Cuántas veces hemos podido decir la frase “si hubiera hablado…”. “Si hubiera dicho esto, qué hubiese pasado… o qué podría haber evitado…”
Seguro que a más de un porfinero le ha ocurrido. A veces no sabemos cómo actuar ante ciertas situaciones y optamos por el silencio.
El problema viene cuando esa inacción, afecta a los demás.
Hace apenas unas semanas hablamos de la historia de Sandra Peña, la menor de catorce años que se quitó la vida en Sevilla tras sufrir acoso escolar. Su caso volvió a cuestionar si el sistema está preparado para proteger a las víctimas.
Alguien que sabe bien lo que es pasar por esa situación es Ismael Cervera. Este granadino, que ahora tiene 24 años, cuenta que su etapa en el colegio y en el instituto no fue precisamente un camino de rosas. Sus acosadores convirtieron cada gesto, cada broma, en una burla. Lo que más denuncia es que “nadie nunca hizo nada” al respecto.
Él, lejos de dejarse vencer, transformó lo que había vivido y lo convirtió en música. A través de sus letras, de sus canciones de rap (como la que estamos escuchando) decidió dar voz a las víctimas de acoso y convertirse en activista. Ahora es conocido como Annarce, “el rapero de las causas sociales” y recorre los centros escolares de nuestro país compartiendo su experiencia.
Ismael, Annarce, tiene muy clara la importancia de lo que hace: "Considero que es súper importante dar voz al acoso escolar y a lo que está ocurriendo. Y pienso, por ejemplo, que el tema de Sandra Peña ha sido tristemente un altavoz que se puede aprovechar para que lleguemos a parar esto de una vez por todas."
Él sabe bien de lo que habla, lo sufrió en su persona: "Todo empieza cuando yo tengo una hermana enferma de anorexia, lo que lo que hace que en casa todo se convierta en caos. Mi padre decide marcharse de casa para no volver y bueno, mi madre decide que es un momento perfecto para empezar una vida desde cero. A mí me cambian de colegio, me cambian de casa, me cambian de vida. (...) Y es ahí justo cuando cuando empiezo a mitad de trimestre de 6.º de primaria en un nuevo colegio, yo no estaba muy bien a nivel emocional. Yo me convertí en carne de cañón rápidamente. Era un chico bastante despistado, con apariencia débil. Lloraba a menudo por lo que estaba pasando en mi vida. Me convertí en en la diana de sus risas, burlas, insultos... Todo empezó por ahí. Empezaron con risas, luego empezaron a empujarme por las escaleras, luego empezaron a escupirme en el pelo, a dejarme solo en el recreo. Yo no tenía amigos, nadie quería ser amigo del pringado de la clase. Y así fue como fue evolucionando, cada vez yendo a más, a más, a más y hasta no parar."
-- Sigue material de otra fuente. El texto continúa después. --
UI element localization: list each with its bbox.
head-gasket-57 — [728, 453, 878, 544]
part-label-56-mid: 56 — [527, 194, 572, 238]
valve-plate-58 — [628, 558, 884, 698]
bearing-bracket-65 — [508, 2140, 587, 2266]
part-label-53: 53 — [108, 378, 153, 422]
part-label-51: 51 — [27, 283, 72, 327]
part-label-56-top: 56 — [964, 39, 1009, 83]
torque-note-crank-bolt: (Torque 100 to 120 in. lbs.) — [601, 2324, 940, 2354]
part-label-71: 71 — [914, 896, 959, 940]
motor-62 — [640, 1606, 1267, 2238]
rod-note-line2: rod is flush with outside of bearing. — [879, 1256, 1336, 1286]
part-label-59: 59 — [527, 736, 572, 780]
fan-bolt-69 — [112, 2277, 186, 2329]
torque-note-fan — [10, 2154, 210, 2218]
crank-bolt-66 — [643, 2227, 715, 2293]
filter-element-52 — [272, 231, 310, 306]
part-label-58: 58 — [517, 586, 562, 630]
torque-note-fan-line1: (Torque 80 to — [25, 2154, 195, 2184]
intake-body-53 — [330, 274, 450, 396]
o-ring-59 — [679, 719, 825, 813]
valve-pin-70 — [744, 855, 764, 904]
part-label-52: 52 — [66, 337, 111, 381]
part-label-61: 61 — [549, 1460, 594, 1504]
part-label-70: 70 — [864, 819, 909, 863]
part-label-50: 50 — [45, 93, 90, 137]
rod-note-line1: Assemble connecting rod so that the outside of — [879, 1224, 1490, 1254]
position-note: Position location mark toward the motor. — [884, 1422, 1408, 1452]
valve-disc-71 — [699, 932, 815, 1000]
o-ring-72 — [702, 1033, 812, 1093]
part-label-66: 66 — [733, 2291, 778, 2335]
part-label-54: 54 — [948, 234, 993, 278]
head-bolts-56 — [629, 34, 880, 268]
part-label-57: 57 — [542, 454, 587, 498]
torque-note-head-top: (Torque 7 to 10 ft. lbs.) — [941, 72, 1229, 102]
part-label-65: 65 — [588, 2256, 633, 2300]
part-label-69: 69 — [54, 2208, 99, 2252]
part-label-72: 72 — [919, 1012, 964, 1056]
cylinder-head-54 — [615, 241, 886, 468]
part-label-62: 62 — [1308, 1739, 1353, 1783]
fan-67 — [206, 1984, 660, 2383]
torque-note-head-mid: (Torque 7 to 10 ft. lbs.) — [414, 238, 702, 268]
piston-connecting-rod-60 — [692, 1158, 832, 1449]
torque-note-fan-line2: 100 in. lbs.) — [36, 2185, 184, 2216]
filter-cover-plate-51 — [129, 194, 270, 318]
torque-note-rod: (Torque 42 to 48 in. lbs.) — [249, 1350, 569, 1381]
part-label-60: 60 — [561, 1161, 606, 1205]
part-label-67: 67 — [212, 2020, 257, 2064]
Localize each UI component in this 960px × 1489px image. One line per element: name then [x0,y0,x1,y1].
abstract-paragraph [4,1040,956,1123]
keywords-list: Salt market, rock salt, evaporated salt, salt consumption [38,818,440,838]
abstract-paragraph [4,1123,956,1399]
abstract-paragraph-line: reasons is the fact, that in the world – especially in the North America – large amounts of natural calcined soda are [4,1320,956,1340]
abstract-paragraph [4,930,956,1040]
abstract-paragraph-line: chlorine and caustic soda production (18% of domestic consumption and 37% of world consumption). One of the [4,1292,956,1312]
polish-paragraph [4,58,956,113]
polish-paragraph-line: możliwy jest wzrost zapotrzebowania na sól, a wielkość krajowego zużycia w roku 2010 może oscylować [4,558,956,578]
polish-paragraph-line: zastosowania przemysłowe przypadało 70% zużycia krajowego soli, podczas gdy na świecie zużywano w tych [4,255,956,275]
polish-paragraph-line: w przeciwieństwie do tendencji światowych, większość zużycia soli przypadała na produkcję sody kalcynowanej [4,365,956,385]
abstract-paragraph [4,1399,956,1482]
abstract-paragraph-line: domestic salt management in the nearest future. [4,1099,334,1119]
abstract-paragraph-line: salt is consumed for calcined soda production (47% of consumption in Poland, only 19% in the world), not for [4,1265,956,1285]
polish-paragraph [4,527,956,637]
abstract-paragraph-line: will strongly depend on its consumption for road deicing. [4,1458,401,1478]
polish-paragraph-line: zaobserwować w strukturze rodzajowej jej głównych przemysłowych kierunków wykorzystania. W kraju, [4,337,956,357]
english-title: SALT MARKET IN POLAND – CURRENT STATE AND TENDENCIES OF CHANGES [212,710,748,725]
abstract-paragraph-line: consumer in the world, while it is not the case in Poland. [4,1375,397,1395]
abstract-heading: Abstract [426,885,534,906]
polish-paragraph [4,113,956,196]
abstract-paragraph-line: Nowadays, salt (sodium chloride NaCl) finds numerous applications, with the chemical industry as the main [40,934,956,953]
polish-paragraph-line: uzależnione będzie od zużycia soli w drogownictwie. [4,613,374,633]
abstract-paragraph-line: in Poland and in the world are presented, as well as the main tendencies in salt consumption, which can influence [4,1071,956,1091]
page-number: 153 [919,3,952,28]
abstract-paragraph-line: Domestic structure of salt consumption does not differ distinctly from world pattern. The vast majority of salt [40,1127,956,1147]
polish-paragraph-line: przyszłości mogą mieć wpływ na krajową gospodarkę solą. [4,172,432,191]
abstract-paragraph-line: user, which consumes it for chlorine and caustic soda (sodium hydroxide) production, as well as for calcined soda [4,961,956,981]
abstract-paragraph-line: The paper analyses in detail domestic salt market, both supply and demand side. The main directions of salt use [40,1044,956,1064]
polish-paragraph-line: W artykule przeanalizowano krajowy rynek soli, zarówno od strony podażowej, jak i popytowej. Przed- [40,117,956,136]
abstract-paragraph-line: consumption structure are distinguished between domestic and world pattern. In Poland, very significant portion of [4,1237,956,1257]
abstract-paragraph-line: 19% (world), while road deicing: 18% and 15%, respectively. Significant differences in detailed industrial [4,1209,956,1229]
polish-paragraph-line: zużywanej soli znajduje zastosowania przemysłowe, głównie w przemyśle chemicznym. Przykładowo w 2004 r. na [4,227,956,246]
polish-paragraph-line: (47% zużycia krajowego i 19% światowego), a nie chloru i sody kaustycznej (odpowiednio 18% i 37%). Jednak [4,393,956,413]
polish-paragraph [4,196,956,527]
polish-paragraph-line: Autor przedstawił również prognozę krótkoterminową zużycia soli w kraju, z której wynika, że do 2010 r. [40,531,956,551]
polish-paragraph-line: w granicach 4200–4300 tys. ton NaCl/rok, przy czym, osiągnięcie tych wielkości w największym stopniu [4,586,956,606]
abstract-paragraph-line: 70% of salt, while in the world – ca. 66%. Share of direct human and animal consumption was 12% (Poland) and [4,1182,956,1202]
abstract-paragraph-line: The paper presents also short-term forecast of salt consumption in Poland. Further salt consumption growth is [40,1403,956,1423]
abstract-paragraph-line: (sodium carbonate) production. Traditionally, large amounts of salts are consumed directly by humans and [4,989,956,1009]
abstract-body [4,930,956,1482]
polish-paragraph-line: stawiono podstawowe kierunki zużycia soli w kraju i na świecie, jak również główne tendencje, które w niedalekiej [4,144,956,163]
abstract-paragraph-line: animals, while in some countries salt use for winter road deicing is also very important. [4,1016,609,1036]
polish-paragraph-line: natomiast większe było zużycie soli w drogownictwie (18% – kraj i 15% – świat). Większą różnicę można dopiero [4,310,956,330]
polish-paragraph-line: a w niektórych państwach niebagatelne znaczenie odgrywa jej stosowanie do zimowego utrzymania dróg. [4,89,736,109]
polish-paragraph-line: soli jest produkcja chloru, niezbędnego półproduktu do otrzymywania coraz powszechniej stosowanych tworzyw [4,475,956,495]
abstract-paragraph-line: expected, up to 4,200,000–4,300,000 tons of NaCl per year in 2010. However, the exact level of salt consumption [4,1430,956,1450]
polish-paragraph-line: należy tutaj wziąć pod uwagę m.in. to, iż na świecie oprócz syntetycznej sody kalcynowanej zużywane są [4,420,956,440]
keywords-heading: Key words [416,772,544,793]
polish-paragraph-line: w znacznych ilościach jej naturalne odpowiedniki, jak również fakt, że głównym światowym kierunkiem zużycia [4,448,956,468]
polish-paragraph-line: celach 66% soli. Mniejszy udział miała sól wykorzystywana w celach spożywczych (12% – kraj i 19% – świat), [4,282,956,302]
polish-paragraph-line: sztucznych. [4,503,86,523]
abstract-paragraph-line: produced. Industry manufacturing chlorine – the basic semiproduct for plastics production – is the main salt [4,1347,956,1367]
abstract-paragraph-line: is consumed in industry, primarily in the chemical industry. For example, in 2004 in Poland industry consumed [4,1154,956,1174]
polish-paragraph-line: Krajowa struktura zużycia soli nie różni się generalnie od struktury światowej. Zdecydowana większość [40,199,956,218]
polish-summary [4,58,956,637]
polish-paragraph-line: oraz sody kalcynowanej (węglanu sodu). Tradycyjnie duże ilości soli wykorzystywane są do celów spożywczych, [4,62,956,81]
Hablamos sobre la inacción, clave en estas situaciones: "Nadie hizo nada. Sí que había profesores que eran conscientes de que esto, de que eso estaba ocurriendo porque podía ver sus miradas. Pero ocurría. Ocurrió lo de siempre. O pensaban que eran juegos de niños o pensaban que no iba con ellos. Y esto es muy triste porque muchos docentes a día de hoy llegan a su trabajo, hacen sus horas y salen del instituto sin implicarse emocionalmente ni a nivel educativo en este aspecto tan importante como lo es el acoso escolar y la importancia de la salud mental en nuestros jóvenes y adolescentes."